Discomfort with trans coach could derail the fun – The Durango Herald
DEAR ABBY: My 9 year old daughter “Kennedy” plays volleyball. One of the assistant coaches is a transgender woman. I knew the coach before Kennedy started playing. While I’m okay with a transgender person coaching my child (I feel his gender identity is absolutely none of my business), my husband is not. He wants our daughter to give up a sport she loves so she won’t be “exposed” to something he doesn’t agree with. He’s not transphobic, just very conservative, and he doesn’t want Kennedy growing up around him.

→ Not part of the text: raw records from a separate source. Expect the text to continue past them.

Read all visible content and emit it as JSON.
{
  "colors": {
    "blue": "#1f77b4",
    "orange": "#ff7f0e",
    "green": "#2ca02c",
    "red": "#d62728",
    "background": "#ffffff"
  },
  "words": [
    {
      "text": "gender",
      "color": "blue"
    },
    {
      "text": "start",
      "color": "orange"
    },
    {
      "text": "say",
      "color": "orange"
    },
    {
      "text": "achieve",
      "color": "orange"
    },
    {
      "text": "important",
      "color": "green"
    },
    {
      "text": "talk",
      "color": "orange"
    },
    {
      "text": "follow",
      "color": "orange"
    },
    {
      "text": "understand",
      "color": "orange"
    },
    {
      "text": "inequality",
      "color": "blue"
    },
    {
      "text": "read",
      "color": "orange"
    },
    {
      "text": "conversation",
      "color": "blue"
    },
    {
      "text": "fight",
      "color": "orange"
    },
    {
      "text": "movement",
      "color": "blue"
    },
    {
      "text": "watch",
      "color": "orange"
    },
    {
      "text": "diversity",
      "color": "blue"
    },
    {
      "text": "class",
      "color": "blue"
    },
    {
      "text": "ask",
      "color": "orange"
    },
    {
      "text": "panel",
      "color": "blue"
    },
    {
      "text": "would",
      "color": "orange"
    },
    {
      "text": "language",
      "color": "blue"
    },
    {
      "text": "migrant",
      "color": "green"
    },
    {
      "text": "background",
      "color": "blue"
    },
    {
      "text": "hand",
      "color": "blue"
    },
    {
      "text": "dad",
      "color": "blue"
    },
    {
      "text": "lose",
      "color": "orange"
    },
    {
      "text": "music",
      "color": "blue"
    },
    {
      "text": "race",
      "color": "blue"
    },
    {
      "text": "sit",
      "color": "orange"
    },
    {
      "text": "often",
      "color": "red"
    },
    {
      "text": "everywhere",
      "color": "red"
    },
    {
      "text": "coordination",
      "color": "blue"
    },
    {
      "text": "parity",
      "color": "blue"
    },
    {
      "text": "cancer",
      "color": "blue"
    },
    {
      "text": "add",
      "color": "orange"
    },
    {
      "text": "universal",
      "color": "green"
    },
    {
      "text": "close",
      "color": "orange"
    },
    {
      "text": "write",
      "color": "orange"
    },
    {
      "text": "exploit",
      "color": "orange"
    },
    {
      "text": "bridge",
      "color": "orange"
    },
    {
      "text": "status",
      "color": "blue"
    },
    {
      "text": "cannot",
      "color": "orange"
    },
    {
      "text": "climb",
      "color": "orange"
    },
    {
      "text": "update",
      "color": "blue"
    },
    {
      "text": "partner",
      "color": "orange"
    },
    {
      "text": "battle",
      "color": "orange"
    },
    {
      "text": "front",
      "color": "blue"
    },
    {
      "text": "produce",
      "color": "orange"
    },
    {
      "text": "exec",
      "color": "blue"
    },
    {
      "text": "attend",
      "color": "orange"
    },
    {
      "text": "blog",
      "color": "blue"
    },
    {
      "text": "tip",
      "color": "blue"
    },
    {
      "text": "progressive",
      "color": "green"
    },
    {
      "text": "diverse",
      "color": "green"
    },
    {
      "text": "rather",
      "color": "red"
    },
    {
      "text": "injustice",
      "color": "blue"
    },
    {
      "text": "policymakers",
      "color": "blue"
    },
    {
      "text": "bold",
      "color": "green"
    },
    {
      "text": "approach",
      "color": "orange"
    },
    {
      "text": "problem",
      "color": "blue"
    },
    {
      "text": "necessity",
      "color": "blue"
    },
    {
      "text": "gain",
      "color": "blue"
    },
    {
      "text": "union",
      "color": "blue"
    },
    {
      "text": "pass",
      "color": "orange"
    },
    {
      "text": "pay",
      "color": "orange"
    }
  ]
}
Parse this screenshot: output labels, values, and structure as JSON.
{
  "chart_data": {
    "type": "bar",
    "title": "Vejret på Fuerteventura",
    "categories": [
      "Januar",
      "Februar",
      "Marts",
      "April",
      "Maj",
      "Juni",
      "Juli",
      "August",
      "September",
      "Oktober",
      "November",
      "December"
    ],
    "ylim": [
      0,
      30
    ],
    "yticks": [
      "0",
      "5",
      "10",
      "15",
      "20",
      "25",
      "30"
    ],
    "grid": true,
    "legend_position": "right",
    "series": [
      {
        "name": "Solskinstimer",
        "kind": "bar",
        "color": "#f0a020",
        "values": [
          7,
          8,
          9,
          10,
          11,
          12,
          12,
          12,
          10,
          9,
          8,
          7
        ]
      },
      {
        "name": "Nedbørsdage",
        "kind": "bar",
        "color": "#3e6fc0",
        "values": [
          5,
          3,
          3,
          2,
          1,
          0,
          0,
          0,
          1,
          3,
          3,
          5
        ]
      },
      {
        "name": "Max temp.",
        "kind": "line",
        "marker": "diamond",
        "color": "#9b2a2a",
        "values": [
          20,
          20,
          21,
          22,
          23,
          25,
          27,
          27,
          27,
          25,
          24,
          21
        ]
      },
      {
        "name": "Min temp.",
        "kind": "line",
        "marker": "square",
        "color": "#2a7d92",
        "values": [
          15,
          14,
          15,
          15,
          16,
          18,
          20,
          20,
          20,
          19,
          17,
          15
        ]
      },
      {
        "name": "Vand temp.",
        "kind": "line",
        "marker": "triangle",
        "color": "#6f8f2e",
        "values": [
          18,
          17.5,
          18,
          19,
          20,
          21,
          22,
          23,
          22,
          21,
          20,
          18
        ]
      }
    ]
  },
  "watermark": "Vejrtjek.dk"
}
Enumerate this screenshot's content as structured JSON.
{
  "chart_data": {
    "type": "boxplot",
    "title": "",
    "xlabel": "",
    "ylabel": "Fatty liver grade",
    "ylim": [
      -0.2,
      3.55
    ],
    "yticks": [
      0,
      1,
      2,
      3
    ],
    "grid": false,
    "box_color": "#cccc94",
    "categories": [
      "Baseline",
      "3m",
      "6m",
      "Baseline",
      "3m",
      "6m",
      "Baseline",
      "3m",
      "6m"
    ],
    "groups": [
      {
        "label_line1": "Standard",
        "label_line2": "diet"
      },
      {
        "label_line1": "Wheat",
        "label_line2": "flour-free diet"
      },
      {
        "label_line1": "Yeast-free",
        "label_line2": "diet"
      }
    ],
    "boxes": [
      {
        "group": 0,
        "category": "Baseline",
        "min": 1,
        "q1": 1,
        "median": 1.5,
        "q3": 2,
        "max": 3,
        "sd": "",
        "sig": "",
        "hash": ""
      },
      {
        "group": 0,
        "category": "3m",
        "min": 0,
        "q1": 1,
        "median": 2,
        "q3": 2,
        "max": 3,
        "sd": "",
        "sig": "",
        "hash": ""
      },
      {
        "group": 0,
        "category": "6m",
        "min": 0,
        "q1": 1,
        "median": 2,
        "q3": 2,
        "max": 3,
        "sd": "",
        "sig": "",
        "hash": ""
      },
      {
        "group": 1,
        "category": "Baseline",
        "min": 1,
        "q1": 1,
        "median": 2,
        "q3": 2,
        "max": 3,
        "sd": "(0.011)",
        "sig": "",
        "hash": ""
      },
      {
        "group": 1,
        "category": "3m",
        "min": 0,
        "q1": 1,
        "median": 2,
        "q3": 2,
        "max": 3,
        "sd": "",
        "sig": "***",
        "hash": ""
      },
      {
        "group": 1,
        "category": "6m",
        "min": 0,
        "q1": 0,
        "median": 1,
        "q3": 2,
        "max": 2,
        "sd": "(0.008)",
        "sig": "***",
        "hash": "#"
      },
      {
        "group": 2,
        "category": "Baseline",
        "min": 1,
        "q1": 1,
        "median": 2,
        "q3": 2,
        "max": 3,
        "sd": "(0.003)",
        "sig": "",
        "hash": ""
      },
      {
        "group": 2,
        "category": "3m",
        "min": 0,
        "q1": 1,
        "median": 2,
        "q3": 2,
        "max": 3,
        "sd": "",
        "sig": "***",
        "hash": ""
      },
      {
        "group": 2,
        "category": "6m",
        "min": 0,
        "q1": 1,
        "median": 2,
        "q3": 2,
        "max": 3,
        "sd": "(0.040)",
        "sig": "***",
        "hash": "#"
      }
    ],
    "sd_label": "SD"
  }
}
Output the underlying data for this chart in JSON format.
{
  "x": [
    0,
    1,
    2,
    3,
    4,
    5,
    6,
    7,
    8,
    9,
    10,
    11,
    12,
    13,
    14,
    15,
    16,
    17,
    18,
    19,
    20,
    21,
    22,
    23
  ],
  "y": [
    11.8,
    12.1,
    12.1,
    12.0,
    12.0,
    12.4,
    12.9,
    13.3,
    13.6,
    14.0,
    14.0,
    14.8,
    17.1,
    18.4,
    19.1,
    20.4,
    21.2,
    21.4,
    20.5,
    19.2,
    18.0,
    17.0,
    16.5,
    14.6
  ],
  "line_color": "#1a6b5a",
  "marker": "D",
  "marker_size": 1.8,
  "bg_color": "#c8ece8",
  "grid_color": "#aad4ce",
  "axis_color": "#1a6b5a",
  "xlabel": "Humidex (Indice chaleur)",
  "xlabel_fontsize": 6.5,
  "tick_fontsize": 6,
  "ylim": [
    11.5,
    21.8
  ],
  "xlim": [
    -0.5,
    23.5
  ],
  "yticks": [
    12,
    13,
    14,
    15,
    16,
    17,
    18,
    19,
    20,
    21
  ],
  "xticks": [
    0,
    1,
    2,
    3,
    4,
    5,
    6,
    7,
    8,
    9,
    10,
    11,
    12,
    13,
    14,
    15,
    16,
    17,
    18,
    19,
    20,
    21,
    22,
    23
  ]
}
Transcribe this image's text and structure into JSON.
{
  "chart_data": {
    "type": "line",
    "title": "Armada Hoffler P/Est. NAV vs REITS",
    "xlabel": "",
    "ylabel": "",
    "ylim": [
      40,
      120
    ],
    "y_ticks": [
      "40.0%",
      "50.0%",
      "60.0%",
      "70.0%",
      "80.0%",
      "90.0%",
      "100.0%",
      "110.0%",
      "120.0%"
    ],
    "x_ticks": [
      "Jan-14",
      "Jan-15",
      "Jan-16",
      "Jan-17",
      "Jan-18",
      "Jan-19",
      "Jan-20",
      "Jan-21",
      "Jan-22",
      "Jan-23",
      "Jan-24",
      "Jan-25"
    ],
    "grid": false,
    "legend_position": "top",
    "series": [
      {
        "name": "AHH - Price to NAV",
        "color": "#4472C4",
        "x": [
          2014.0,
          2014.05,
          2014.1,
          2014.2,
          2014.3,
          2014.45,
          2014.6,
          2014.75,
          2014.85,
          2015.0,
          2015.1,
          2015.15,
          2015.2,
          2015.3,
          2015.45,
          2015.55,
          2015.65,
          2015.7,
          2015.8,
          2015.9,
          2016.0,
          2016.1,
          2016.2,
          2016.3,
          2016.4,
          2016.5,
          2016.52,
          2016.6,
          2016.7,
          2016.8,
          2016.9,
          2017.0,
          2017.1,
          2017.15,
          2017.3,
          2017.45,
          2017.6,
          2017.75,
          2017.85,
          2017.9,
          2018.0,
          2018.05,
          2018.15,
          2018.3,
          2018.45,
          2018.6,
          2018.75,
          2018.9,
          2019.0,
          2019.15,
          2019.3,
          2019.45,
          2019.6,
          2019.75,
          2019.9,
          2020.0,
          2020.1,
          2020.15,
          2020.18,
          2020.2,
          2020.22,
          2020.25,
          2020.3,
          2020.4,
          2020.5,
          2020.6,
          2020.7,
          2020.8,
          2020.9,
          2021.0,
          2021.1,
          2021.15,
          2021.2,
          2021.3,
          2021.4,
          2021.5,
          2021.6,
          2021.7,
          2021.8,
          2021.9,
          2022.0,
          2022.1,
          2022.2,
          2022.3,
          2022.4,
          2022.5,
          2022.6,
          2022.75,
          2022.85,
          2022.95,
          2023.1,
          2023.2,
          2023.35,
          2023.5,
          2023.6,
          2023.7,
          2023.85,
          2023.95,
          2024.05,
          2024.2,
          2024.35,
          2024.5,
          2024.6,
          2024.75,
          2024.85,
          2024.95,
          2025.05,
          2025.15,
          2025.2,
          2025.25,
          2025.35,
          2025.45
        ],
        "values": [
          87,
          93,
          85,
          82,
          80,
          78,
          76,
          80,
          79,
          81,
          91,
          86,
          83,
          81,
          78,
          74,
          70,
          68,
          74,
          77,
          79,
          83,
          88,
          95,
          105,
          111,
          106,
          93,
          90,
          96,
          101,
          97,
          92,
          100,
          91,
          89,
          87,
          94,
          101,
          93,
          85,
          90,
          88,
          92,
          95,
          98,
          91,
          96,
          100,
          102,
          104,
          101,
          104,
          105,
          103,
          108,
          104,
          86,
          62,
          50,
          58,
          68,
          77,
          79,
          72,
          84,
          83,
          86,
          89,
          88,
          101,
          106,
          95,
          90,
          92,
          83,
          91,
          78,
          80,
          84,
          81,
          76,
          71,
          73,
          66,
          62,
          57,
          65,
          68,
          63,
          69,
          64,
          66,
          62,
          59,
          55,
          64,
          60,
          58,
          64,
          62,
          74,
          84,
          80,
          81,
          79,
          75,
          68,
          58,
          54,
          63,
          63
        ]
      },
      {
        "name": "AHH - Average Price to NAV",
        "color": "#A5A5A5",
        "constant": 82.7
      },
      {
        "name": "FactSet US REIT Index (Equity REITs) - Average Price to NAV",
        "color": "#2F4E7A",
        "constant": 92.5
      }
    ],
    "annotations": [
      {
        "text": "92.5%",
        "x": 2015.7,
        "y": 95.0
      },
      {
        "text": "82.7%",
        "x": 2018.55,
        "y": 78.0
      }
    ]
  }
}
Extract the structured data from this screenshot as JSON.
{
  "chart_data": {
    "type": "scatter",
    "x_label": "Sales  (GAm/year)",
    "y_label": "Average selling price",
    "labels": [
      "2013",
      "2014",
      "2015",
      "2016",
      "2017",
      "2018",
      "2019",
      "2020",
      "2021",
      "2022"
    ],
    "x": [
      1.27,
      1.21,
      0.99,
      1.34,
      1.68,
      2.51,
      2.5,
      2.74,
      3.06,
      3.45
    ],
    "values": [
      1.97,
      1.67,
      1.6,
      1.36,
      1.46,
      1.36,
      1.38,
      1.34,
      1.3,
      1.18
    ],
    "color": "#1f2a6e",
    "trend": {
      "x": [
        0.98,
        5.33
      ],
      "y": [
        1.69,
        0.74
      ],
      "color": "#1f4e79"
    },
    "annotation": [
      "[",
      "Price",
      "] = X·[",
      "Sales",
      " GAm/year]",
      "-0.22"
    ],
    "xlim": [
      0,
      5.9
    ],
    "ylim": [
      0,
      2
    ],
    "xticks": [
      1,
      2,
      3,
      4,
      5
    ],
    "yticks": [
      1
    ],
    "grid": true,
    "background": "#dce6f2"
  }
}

We try to steer him in the right direction with our Christian beliefs, which include loving and accepting everyone. The coach doesn’t broadcast the fact that she’s transgender; my daughter learned it from a teammate. There are no other volleyball teams in the area. How can I convince my husband to let her stay with a sport and team she loves? – Sports Mom from the South
DEAR MOM: Actually, your husband is transphobic and maybe also homophobic. He may think that by forbidding Kennedy to participate in volleyball, he is protecting her. However, what he doesn’t understand is that children are already conscious. Her friend certainly is.
As Kennedy ages, she will meet many “different” people – different races, religions, and sexual orientations. As a good Christian, she should accept them and love them for what they are. She shouldn’t be punished by being forced to give up an activity she enjoys.
PS Has your husband met the assistant coach? Maybe he should approach her at a practice and introduce himself, so he can get to know her as a human.
DEAR ABBY: I’ve struggled during the COVID pandemic. I’m a stress eater, but got it under control years ago. However, over the past year, I have had issues with stress-related drinking. I sneak many shots of whiskey or vodka. I’m lucky it was only noon and there was no driving, but I had a few power outages.
My husband of over 35 (we are both retired) has no idea I have this problem. In the past he said he could control it, so I can too. He feels the same way about our weight. I walk four miles, work out every day, and eat healthy, but I can’t seem to lose weight. He can, at the drop of a hat. I need advice.– Injure a retiree in California
DEAR RETIREMENT: First it was food, now it’s alcohol. If you want to overcome your compulsive behavior, it is important that you understand what is causing the stress that triggers it. Just because your husband can control his appetites doesn’t automatically mean you can. It may take the help of your doctor or a licensed therapist to overcome your addiction. Once you stop drinking these doses of alcohol daily, I suspect you will notice a marked change in your weight.